Our plant collection includes some specimens that were brought back centuries ago from all corners of the globe.

There are rarities that no longer thrive in the wild, significant varieties from plant breeding projects and historically interesting collections reflecting the passion and skill of past garden owners and their talented head gardeners. All add immense value to each garden.

Our Plant Conservation Centre (PCC) in Devon is where propagating, grafting and conserving the rarest, trickiest, most threatened plants across our 200 gardens and parks takes place in state-of-the-art facilities.

Last year, 2,450 plants were distributed to 64 gardens across the country, not including those propagated for external partners, such as Kew Gardens.

Plant profile: Rhododendron ‘Creek’s Cross’
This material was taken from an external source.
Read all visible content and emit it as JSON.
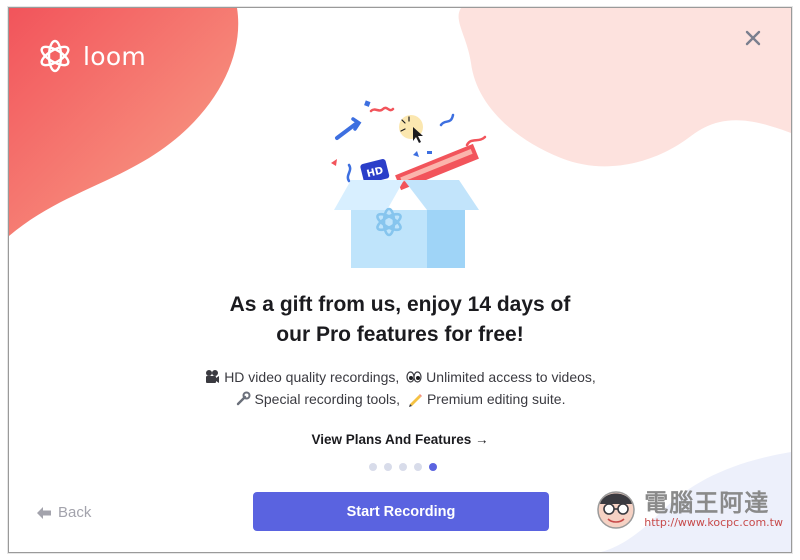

You won’t find the beautiful, pink-flowering Rhododendron ‘Creek’s Cross’ listed in any nursery catalogue. This hybrid has never been officially named but it has a special place in the history of Trengwainton garden in Cornwall.

The exceptional collections of rhododendrons, azaleas and camellias, which light up the spring garden, have their origins in the plant-hunting expeditions of the nineteenth and early twentieth centuries.
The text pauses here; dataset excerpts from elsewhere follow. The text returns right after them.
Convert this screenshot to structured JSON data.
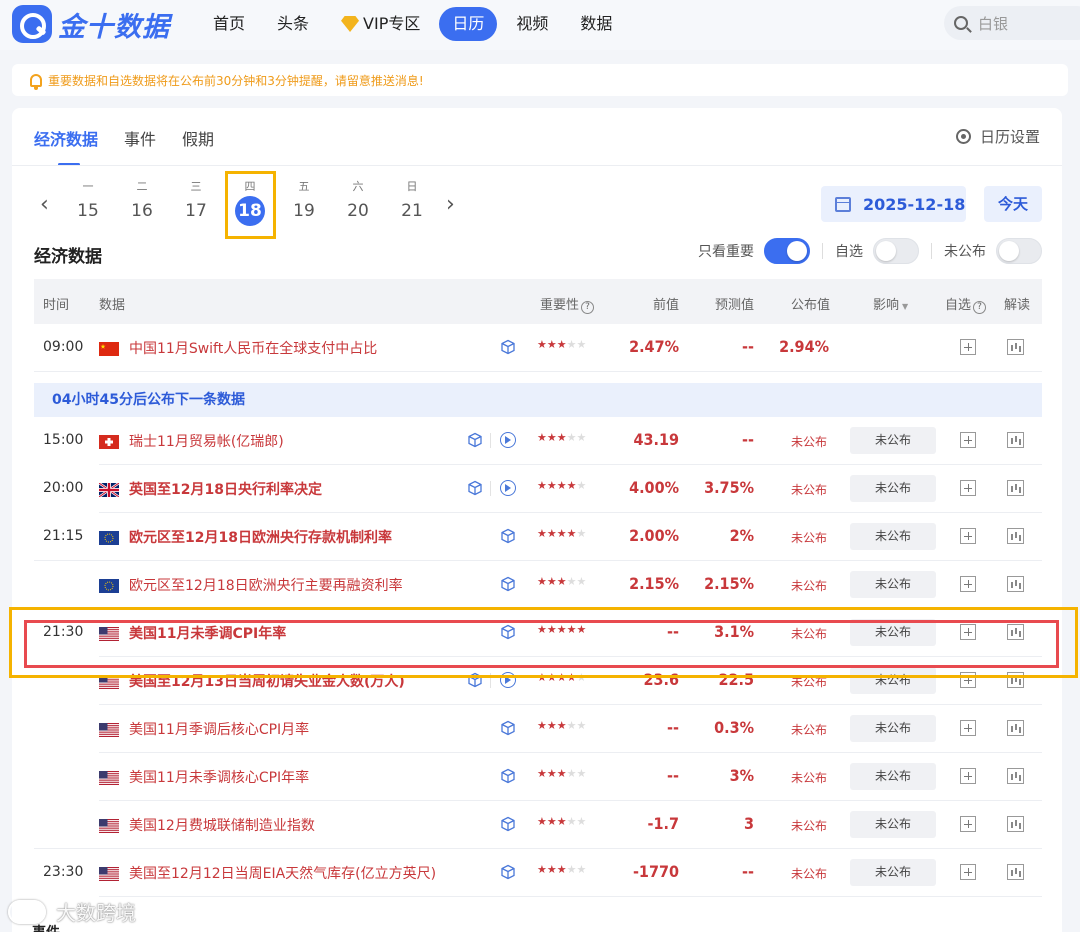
{
  "header": {
    "logo_text": "金十数据",
    "nav": [
      {
        "label": "首页",
        "active": false
      },
      {
        "label": "头条",
        "active": false
      },
      {
        "label": "VIP专区",
        "active": false
      },
      {
        "label": "日历",
        "active": true
      },
      {
        "label": "视频",
        "active": false
      },
      {
        "label": "数据",
        "active": false
      }
    ],
    "search_value": "白银"
  },
  "notice": "重要数据和自选数据将在公布前30分钟和3分钟提醒，请留意推送消息!",
  "tabs": [
    "经济数据",
    "事件",
    "假期"
  ],
  "settings_label": "日历设置",
  "week": [
    {
      "wd": "一",
      "day": "15"
    },
    {
      "wd": "二",
      "day": "16"
    },
    {
      "wd": "三",
      "day": "17"
    },
    {
      "wd": "四",
      "day": "18",
      "selected": true
    },
    {
      "wd": "五",
      "day": "19"
    },
    {
      "wd": "六",
      "day": "20"
    },
    {
      "wd": "日",
      "day": "21"
    }
  ],
  "date_value": "2025-12-18",
  "today_label": "今天",
  "section_title": "经济数据",
  "toggles": {
    "important": "只看重要",
    "favorites": "自选",
    "unpublished": "未公布"
  },
  "columns": {
    "time": "时间",
    "data": "数据",
    "importance": "重要性",
    "previous": "前值",
    "forecast": "预测值",
    "actual": "公布值",
    "impact": "影响",
    "favorite": "自选",
    "analysis": "解读"
  },
  "countdown": "04小时45分后公布下一条数据",
  "rows": [
    {
      "time": "09:00",
      "flag": "cn",
      "name": "中国11月Swift人民币在全球支付中占比",
      "bold": false,
      "play": false,
      "stars": 3,
      "previous": "2.47%",
      "forecast": "--",
      "actual": "2.94%",
      "unpub": "",
      "impact": ""
    },
    {
      "time": "15:00",
      "flag": "ch",
      "name": "瑞士11月贸易帐(亿瑞郎)",
      "bold": false,
      "play": true,
      "stars": 3,
      "previous": "43.19",
      "forecast": "--",
      "actual": "",
      "unpub": "未公布",
      "impact": "未公布"
    },
    {
      "time": "20:00",
      "flag": "uk",
      "name": "英国至12月18日央行利率决定",
      "bold": true,
      "play": true,
      "stars": 4,
      "previous": "4.00%",
      "forecast": "3.75%",
      "actual": "",
      "unpub": "未公布",
      "impact": "未公布"
    },
    {
      "time": "21:15",
      "flag": "eu",
      "name": "欧元区至12月18日欧洲央行存款机制利率",
      "bold": true,
      "play": false,
      "stars": 4,
      "previous": "2.00%",
      "forecast": "2%",
      "actual": "",
      "unpub": "未公布",
      "impact": "未公布"
    },
    {
      "time": "",
      "flag": "eu",
      "name": "欧元区至12月18日欧洲央行主要再融资利率",
      "bold": false,
      "play": false,
      "stars": 3,
      "previous": "2.15%",
      "forecast": "2.15%",
      "actual": "",
      "unpub": "未公布",
      "impact": "未公布"
    },
    {
      "time": "21:30",
      "flag": "us",
      "name": "美国11月未季调CPI年率",
      "bold": true,
      "play": false,
      "stars": 5,
      "previous": "--",
      "forecast": "3.1%",
      "actual": "",
      "unpub": "未公布",
      "impact": "未公布"
    },
    {
      "time": "",
      "flag": "us",
      "name": "美国至12月13日当周初请失业金人数(万人)",
      "bold": true,
      "play": true,
      "stars": 4,
      "previous": "23.6",
      "forecast": "22.5",
      "actual": "",
      "unpub": "未公布",
      "impact": "未公布"
    },
    {
      "time": "",
      "flag": "us",
      "name": "美国11月季调后核心CPI月率",
      "bold": false,
      "play": false,
      "stars": 3,
      "previous": "--",
      "forecast": "0.3%",
      "actual": "",
      "unpub": "未公布",
      "impact": "未公布"
    },
    {
      "time": "",
      "flag": "us",
      "name": "美国11月未季调核心CPI年率",
      "bold": false,
      "play": false,
      "stars": 3,
      "previous": "--",
      "forecast": "3%",
      "actual": "",
      "unpub": "未公布",
      "impact": "未公布"
    },
    {
      "time": "",
      "flag": "us",
      "name": "美国12月费城联储制造业指数",
      "bold": false,
      "play": false,
      "stars": 3,
      "previous": "-1.7",
      "forecast": "3",
      "actual": "",
      "unpub": "未公布",
      "impact": "未公布"
    },
    {
      "time": "23:30",
      "flag": "us",
      "name": "美国至12月12日当周EIA天然气库存(亿立方英尺)",
      "bold": false,
      "play": false,
      "stars": 3,
      "previous": "-1770",
      "forecast": "--",
      "actual": "",
      "unpub": "未公布",
      "impact": "未公布"
    }
  ],
  "watermark": "大数跨境",
  "bottom_label": "事件",
  "colors": {
    "accent": "#3b6ef0",
    "bullish": "#c8383b",
    "highlight_red": "#e84a4f",
    "highlight_yellow": "#f5b300"
  }
}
In the late 1920s, Colonel Edward Bolitho was offered a share of the finds from plant collector Frank Kingdom-Ward’s expedition to Burma and Assam. The seeds brought back to Trengwainton were given to Head Gardener, Alfred Creek, to propagate.

He skillfully raised the plants from seed and of the many hybrids created in the garden, the Colonel decided to name one choice rhododendron after the talented Mr Creek. 
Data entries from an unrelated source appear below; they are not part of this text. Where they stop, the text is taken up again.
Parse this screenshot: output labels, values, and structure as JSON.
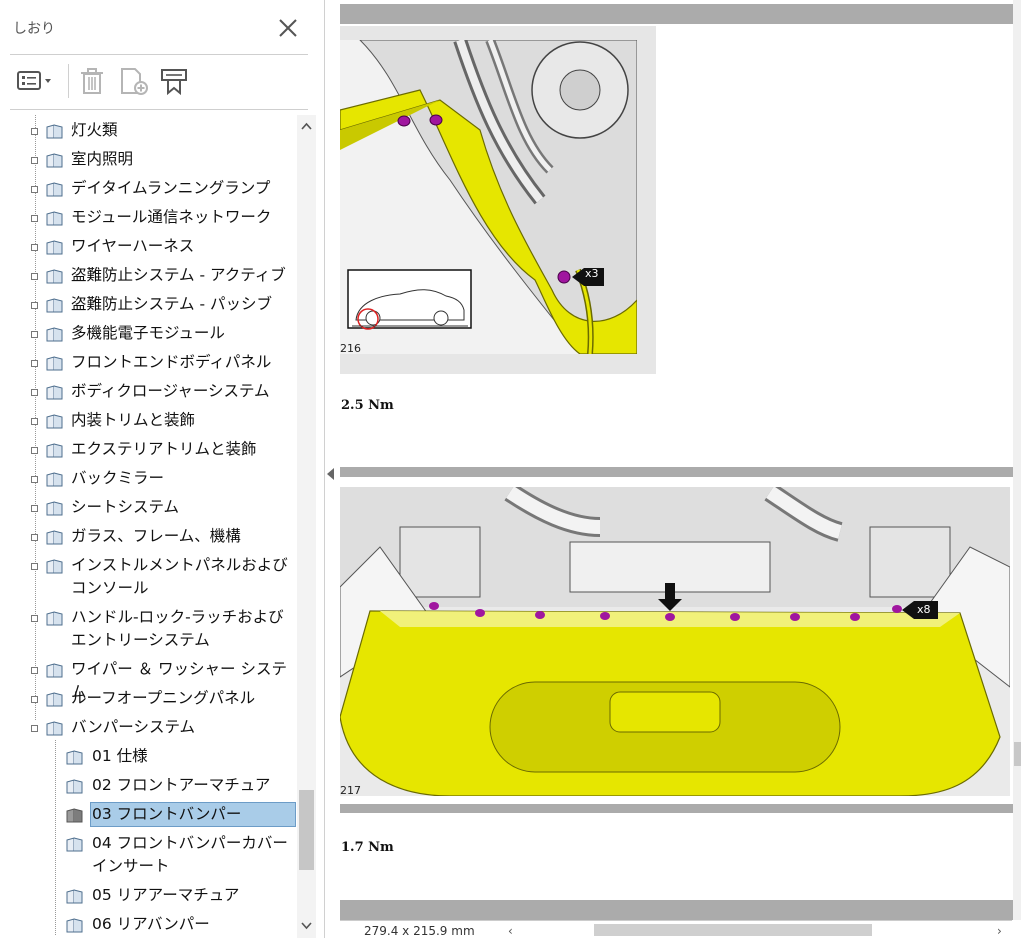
{
  "panel": {
    "title": "しおり",
    "tree": [
      {
        "label": "灯火類",
        "level": 0
      },
      {
        "label": "室内照明",
        "level": 0
      },
      {
        "label": "デイタイムランニングランプ",
        "level": 0
      },
      {
        "label": "モジュール通信ネットワーク",
        "level": 0
      },
      {
        "label": "ワイヤーハーネス",
        "level": 0
      },
      {
        "label": "盗難防止システム - アクティブ",
        "level": 0
      },
      {
        "label": "盗難防止システム - パッシブ",
        "level": 0
      },
      {
        "label": "多機能電子モジュール",
        "level": 0
      },
      {
        "label": "フロントエンドボディパネル",
        "level": 0
      },
      {
        "label": "ボディクロージャーシステム",
        "level": 0
      },
      {
        "label": "内装トリムと装飾",
        "level": 0
      },
      {
        "label": "エクステリアトリムと装飾",
        "level": 0
      },
      {
        "label": "バックミラー",
        "level": 0
      },
      {
        "label": "シートシステム",
        "level": 0
      },
      {
        "label": "ガラス、フレーム、機構",
        "level": 0
      },
      {
        "label": "インストルメントパネルおよびコンソール",
        "level": 0
      },
      {
        "label": "ハンドル-ロック-ラッチおよびエントリーシステム",
        "level": 0
      },
      {
        "label": "ワイパー ＆ ワッシャー システム",
        "level": 0
      },
      {
        "label": "ルーフオープニングパネル",
        "level": 0
      },
      {
        "label": "バンパーシステム",
        "level": 0
      },
      {
        "label": "01 仕様",
        "level": 1
      },
      {
        "label": "02 フロントアーマチュア",
        "level": 1
      },
      {
        "label": "03 フロントバンパー",
        "level": 1
      },
      {
        "label": "04 フロントバンパーカバーインサート",
        "level": 1
      },
      {
        "label": "05 リアアーマチュア",
        "level": 1
      },
      {
        "label": "06 リアバンパー",
        "level": 1
      }
    ]
  },
  "document": {
    "fig1_number": "216",
    "fig1_callout": "x3",
    "torque1": "2.5 Nm",
    "fig2_number": "217",
    "fig2_callout": "x8",
    "torque2": "1.7 Nm"
  },
  "status": {
    "page_size": "279.4 x 215.9 mm",
    "left_arrow": "‹",
    "right_arrow": "›"
  },
  "colors": {
    "selected_bg": "#a9cce8",
    "part_yellow": "#e6e600",
    "fastener_purple": "#a0169f"
  }
}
‘Creek’s Cross’ has been flourishing at Trengwainton for nearly eighty years but recently a new plant disease, the fungus-like pathogen Phytophthora ramorum, posed a serious threat. It thrives in the warm, wet Cornish climate and woody shrubs, such as rhododendrons, are particularly susceptible to infection. 

Currently the only way to control the disease is to remove and destroy infected plants to prevent the pathogen from spreading. A potential catastrophe for historically important plant collections, unique to a garden.

Fortunately, science has come to the rescue with the help of Duchy College’s micropropagation laboratory run by Ros Smith. Tiny sections of the Trengwainton rhododendron were taken and cloned in sterile glass tubes, using disinfectants to effectively eradicate any disease.  The new plants were then grown on at the PCC until large enough to be reintroduced to the garden. 

As a safeguard, other selected gardens have now been given rhododendrons from the Trengwainton collection. It means the future of vulnerable plants, such as  R. ‘Creek’s Cross’, is once more secure and you can continue to enjoy their beauty on a spring garden walk for years to come.